Secondo atto. Una piazza di Verona nel quartiere dei Montecchi. Siamo nel pieno carnevale. La gente festeggia e Mercuzio prende in giro Romeo, ormai perso nell'amore per Giulietta. Anche Giulietta pensa al suo Romeo: felice, e al contempo turbata, narra tutto l'accaduto alla nutrice. Quest'ultima viene così mandata da Romeo con una lettera di Giulietta: se egli la ama veramente, deve sposarla subito nella cella di frate Lorenzo. I due vanno così nella cella del frate chiedendogli di unirli segretamente in matrimonio: il frate acconsente con la speranza che la loro unione possa finalmente far cessare l'odio fra le due famiglie rivali.
Di nuovo nella piazza. L'allegria è improvvisamente turbata. Romeo è oggetto dello scherno di Tebaldo, che non gli perdona di essere intervenuto al ballo di casa Capuleti. Romeo, che si sente ormai legato alla casa di Giulietta, non raccoglie l'ingiuria. Malauguratamente Mercuzio, scambiando la cortese indulgenza di Romeo per codardia, sfida a duello Tebaldo. Mentre Romeo tenta di impedirglielo, Tebaldo ne approfitta e ferisce mortalmente Mercuzio. Folle d'ira, Romeo vendica l'amico uccidendo Tebaldo sotto le case dei Capuleti.
Casa Capuleti. Romeo e Giulietta si destano dalla loro prima notte d'amore. Sopraggiunge la nutrice, che li avverte dell'appressarsi dei genitori di Giulietta, accompagnati dal conte Paride, Romeo si affretta a partire per Mantova, città ove egli è stato esiliato per aver ucciso Tebaldo. Giulietta cerca ogni espediente per evitare il matrimonio con Paride; i genitori la lasciano adirati, dicendole che essa sposerà Paride lo voglia o no. Disperata Giulietta, non sapendo che fare, chiede aiuto a frate Lorenzo. Il frate le consiglia di bere una pozione che la farà cadere in un sonno profondo simile alla morte. I genitori, credendola morta, la seppelliranno nella tomba di famiglia. Lui nel frattempo avviserà Romeo che tornerà nottetempo a Verona , la libererà dal sepolcro e la condurrà con sé a Mantova, dove i due potranno vivere tranquilli. Giulietta, sebbene impaurita, decide di tentare lo stratagemma suggerito dal frate, piuttosto che essere costretta a sposare Paride. All'alba la nutrice giunta ad adornare di fiori la sposa, si accorge con orrore che Giulietta giace senza vita sul letto. Il suo dolore è condiviso dalla madre della fanciulla.

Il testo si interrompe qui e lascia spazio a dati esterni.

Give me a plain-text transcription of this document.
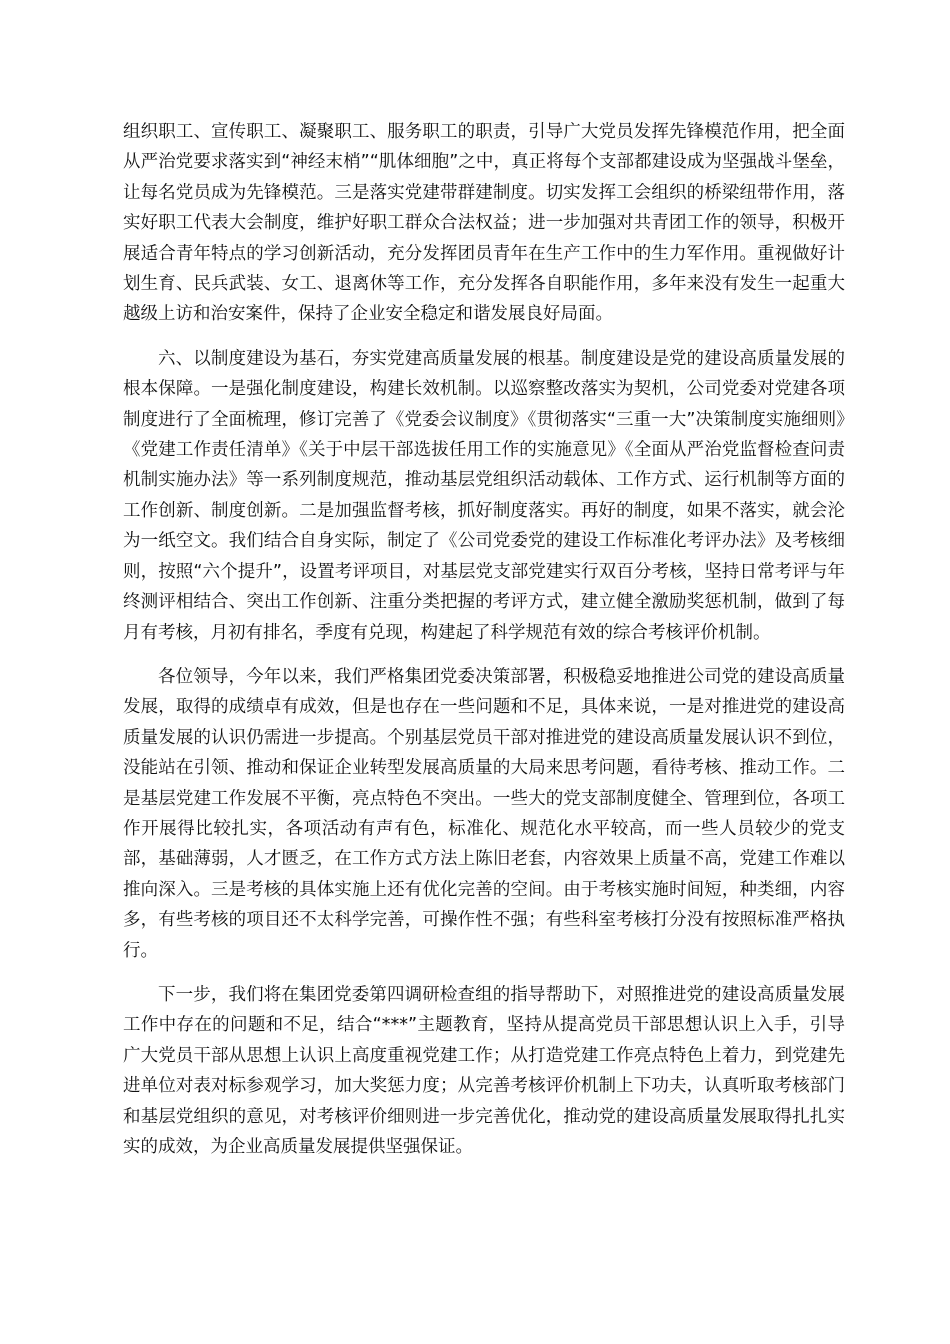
组织职工、宣传职工、凝聚职工、服务职工的职责，引导广大党员发挥先锋模范作用，把全面从严治党要求落实到“神经末梢”“肌体细胞”之中，真正将每个支部都建设成为坚强战斗堡垒，让每名党员成为先锋模范。三是落实党建带群建制度。切实发挥工会组织的桥梁纽带作用，落实好职工代表大会制度，维护好职工群众合法权益；进一步加强对共青团工作的领导，积极开展适合青年特点的学习创新活动，充分发挥团员青年在生产工作中的生力军作用。重视做好计划生育、民兵武装、女工、退离休等工作，充分发挥各自职能作用，多年来没有发生一起重大越级上访和治安案件，保持了企业安全稳定和谐发展良好局面。

六、以制度建设为基石，夯实党建高质量发展的根基。制度建设是党的建设高质量发展的根本保障。一是强化制度建设，构建长效机制。以巡察整改落实为契机，公司党委对党建各项制度进行了全面梳理，修订完善了《党委会议制度》《贯彻落实“三重一大”决策制度实施细则》《党建工作责任清单》《关于中层干部选拔任用工作的实施意见》《全面从严治党监督检查问责机制实施办法》等一系列制度规范，推动基层党组织活动载体、工作方式、运行机制等方面的工作创新、制度创新。二是加强监督考核，抓好制度落实。再好的制度，如果不落实，就会沦为一纸空文。我们结合自身实际，制定了《公司党委党的建设工作标准化考评办法》及考核细则，按照“六个提升”，设置考评项目，对基层党支部党建实行双百分考核，坚持日常考评与年终测评相结合、突出工作创新、注重分类把握的考评方式，建立健全激励奖惩机制，做到了每月有考核，月初有排名，季度有兑现，构建起了科学规范有效的综合考核评价机制。

各位领导，今年以来，我们严格集团党委决策部署，积极稳妥地推进公司党的建设高质量发展，取得的成绩卓有成效，但是也存在一些问题和不足，具体来说，一是对推进党的建设高质量发展的认识仍需进一步提高。个别基层党员干部对推进党的建设高质量发展认识不到位，没能站在引领、推动和保证企业转型发展高质量的大局来思考问题，看待考核、推动工作。二是基层党建工作发展不平衡，亮点特色不突出。一些大的党支部制度健全、管理到位，各项工作开展得比较扎实，各项活动有声有色，标准化、规范化水平较高，而一些人员较少的党支部，基础薄弱，人才匮乏，在工作方式方法上陈旧老套，内容效果上质量不高，党建工作难以推向深入。三是考核的具体实施上还有优化完善的空间。由于考核实施时间短，种类细，内容多，有些考核的项目还不太科学完善，可操作性不强；有些科室考核打分没有按照标准严格执行。

下一步，我们将在集团党委第四调研检查组的指导帮助下，对照推进党的建设高质量发展工作中存在的问题和不足，结合“***”主题教育，坚持从提高党员干部思想认识上入手，引导广大党员干部从思想上认识上高度重视党建工作；从打造党建工作亮点特色上着力，到党建先进单位对表对标参观学习，加大奖惩力度；从完善考核评价机制上下功夫，认真听取考核部门和基层党组织的意见，对考核评价细则进一步完善优化，推动党的建设高质量发展取得扎扎实实的成效，为企业高质量发展提供坚强保证。
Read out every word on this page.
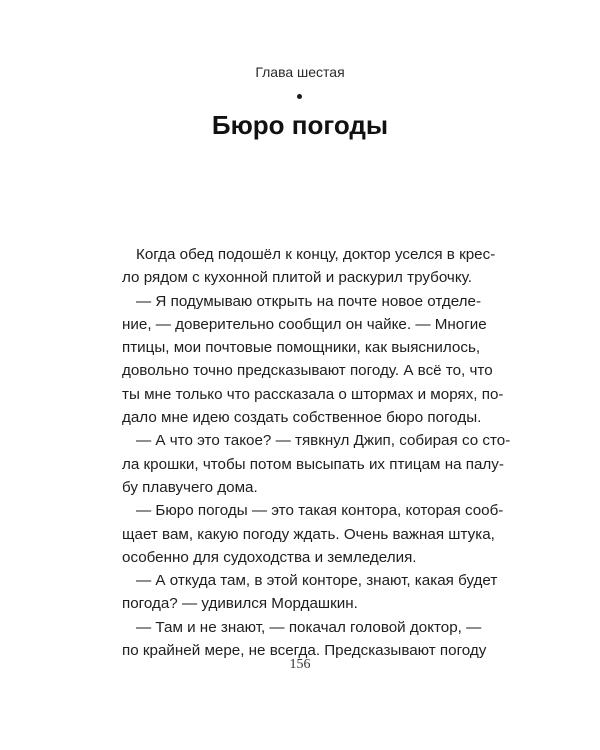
Глава шестая
Бюро погоды
Когда обед подошёл к концу, доктор уселся в крес-
ло рядом с кухонной плитой и раскурил трубочку.
— Я подумываю открыть на почте новое отделе-
ние, — доверительно сообщил он чайке. — Многие
птицы, мои почтовые помощники, как выяснилось,
довольно точно предсказывают погоду. А всё то, что
ты мне только что рассказала о штормах и морях, по-
дало мне идею создать собственное бюро погоды.
— А что это такое? — тявкнул Джип, собирая со сто-
ла крошки, чтобы потом высыпать их птицам на палу-
бу плавучего дома.
— Бюро погоды — это такая контора, которая сооб-
щает вам, какую погоду ждать. Очень важная штука,
особенно для судоходства и земледелия.
— А откуда там, в этой конторе, знают, какая будет
погода? — удивился Мордашкин.
— Там и не знают, — покачал головой доктор, —
по крайней мере, не всегда. Предсказывают погоду
156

Sepolcro dei Capuleti. Giulietta viene adagiata sulla pietra tombale. Romeo, informato della morte di Giulietta senza però aver ricevuto il messaggio del frate Lorenzo, è tornato a Verona per dare un un ultimo bacio all'amata. Rivolto un estremo sguardo alla sposa, beve un veleno; sta per spirare, quando Giulietta si sveglia dal suo sonno. Vedendo Romeo morto, Giulietta afferra il pugnale di lui e si trafigge. I loro corpi giacciono insieme finalmente in pace, uniti nella morte.